Skip to content

Summary Statistics

image Source: adopted from here

Introduction

Summary statistics is common in all statistical package in most programming language. In Microsoft Excel, the following summary statistics are provided. Given a list of numerical values [x_1, x_2, \cdots, x_N] and assuming no null values in this list,

  • Mean $$ \mu = \frac{1}{N} \sum_{i=1}^{N} x_i = \bar{x} $$
  • Standard Error $$ s_{\bar{x}} = \frac{\sqrt{\frac{1}{N-1} \sum_{i=1}^N (x-\bar{x})^2}}{\sqrt{N}} = \frac{s}{\sqrt{N}} $$
  • Median: Assuming that sorting the data ascendingly gives [x^o_1, x^o_2, \cdots, x^o_N], then $$ x_{med} = \frac{1}{2}( x_{\left\lfloor \frac{N+1}{2} \right\rfloor}^{o} + x_{\left\lceil \frac{N+1}{2} \right\rceil}^{o} ) $$ where \lfloor \cdot \rfloor and \lceil \cdot \rceil denote the floor and ceiling functions, respectively.
  • Mode: the most frequent value(s) in the list
  • Standard Deviation $$ s = \sqrt{\frac{1}{N-1} \sum_{i=1}^N (x-\bar{x})^2} $$
  • Sample Variance $$ s^2 = \frac{1}{N-1} \sum_{i=1}^N (x-\bar{x})^2 $$
  • Kurtosis: The sample kurtosis is defined as: $$ K = \frac{\frac{1}{N} \sum_{i=1}^N (x-\bar{x})^4}{\left[\frac{1}{N-1} \sum_{i=1}^N (x-\bar{x})^2 \right]^2} - 3 $$
  • Skewness: The sample skewness is defined as: $$ \frac{\sqrt{N(N-1)}}{N-1} \cdot \frac{\frac{1}{N} \sum_{i=1}^N (x-\bar{x})^3}{\left[\frac{1}{N-1} \sum_{i=1}^N (x-\bar{x})^2 \right]^{\frac{3}{2}}} $$
  • Range $$ r = max(x_1, x_2, \cdots, x_N) - min(x_1, x_2, \cdots, x_N) = x_{max} - x_{min} $$
  • Minimum $$ x_{min} = min(x_1, x_2, \cdots, x_N) $$
  • Maximum $$ x_{max} = max(x_1, x_2, \cdots, x_N) $$
  • Sum $$ x_{sum} = \sum_{i=1}^N x_i $$
  • Count: The number of data points in the list.

Question

Let's replicate the summary statistics reported by Excel. Write a function summaryStats[data] to calculate the summary statistics of a given list of numbers.
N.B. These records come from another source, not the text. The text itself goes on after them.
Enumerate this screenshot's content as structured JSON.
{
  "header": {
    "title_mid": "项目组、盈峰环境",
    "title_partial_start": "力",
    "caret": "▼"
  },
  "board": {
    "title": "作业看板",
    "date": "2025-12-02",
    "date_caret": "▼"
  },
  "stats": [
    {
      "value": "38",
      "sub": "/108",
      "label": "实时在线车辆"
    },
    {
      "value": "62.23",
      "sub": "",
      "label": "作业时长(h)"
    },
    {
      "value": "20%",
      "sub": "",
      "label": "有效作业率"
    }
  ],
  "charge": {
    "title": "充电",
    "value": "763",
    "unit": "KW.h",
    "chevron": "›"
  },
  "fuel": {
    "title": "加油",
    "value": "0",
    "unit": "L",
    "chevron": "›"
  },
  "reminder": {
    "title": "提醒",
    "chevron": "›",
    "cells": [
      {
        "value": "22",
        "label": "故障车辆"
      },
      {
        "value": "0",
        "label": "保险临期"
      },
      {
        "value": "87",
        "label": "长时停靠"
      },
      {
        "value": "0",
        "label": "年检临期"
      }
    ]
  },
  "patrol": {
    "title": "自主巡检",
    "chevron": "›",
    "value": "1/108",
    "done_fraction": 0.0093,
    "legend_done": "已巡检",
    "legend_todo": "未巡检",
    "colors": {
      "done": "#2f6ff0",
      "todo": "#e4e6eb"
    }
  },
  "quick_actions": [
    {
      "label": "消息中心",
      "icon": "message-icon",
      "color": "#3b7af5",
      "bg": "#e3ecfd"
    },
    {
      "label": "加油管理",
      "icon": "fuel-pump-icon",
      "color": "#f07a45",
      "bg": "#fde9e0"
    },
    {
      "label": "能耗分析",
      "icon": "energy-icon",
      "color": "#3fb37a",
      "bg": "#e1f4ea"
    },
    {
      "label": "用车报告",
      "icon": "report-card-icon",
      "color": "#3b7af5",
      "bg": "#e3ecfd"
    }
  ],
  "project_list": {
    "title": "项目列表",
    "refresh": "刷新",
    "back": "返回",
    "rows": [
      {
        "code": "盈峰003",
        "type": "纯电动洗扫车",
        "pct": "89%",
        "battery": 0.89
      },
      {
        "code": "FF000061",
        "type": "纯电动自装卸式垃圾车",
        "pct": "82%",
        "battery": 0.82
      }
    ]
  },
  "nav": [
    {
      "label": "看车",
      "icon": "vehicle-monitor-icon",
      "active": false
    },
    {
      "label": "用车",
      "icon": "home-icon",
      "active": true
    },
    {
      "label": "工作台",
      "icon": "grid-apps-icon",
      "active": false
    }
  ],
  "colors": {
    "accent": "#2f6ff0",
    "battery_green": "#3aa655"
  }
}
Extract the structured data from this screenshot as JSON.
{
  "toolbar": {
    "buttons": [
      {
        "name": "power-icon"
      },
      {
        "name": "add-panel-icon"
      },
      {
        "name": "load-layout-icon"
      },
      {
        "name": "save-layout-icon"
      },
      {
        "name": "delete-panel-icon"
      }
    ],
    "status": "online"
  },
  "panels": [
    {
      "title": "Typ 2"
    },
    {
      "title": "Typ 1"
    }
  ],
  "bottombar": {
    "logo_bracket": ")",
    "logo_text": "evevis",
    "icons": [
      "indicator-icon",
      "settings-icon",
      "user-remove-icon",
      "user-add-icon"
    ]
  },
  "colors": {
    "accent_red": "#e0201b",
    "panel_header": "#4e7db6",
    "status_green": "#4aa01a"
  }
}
You can use the following code snippet to generate a randome list of numbers:

system "S -314159";
data:10000?til 5000;

The output of the summary statistics might look like:

statsName statsValue
Count 10000
Mean 2478.983
Sample Variance 2087419
Standard Deviation 1444.79
Standard Error 14.4479
Median 2464

Answer

The suggested answer is as follows.

summaryStats:{
  stats:([] statsName:"s"$();statsValue:"f"$());

  n:count x;
  stats:stats,`statsName`statsValue!(`Count;n);

  mu:sum[x]%n;
  stats:stats,`statsName`statsValue!(`Mean;mu);

  variance:sum[dm*dm:x-mu]%n-1; / or s*s:sdev x
  stats:stats,`statsName`statsValue!(`$"Sample Variance";variance);

  sd:sqrt variance;
  stats:stats,`statsName`statsValue!(`$"Standard Deviation";sd);

  se:sd%sqrt n;
  stats:stats,`statsName`statsValue!(`$"Standard Error";se);

  xo:asc x;
  median1:med x;
  median:0.5*xo[-1+floor 0.5*n+1]+xo[-1+ceiling 0.5*n+1];
  stats:stats,`statsName`statsValue!(`$"Median1";median1);
  stats:stats,`statsName`statsValue!(`$"Median";median);

  mode:where max[c]=c:count each group x;
  stats:stats,`statsName`statsValue!(`$"Mode";mode);

  dm:x-mu;
  v1:sum[dm xexp 4]%n;
  v2:variance*variance;
  kurtosis:-3+v1%v2;
  stats:stats,`statsName`statsValue!(`$"Kurtosis";kurtosis);

  v1:sum[dm xexp 3]%n;
  v2:variance xexp 1.5;
  skewness:sqrt[n%n-1]*v1%v2;
  stats:stats,`statsName`statsValue!(`$"Skewness";skewness);

  minimum:first xo;
  stats:stats,`statsName`statsValue!(`$"Minimum";minimum);

  maximum:last xo;
  stats:stats,`statsName`statsValue!(`$"Maximum";maximum);

  range:maximum-minimum;
  stats:stats,`statsName`statsValue!(`$"Range";range);

  stats
  };

summaryStats[data]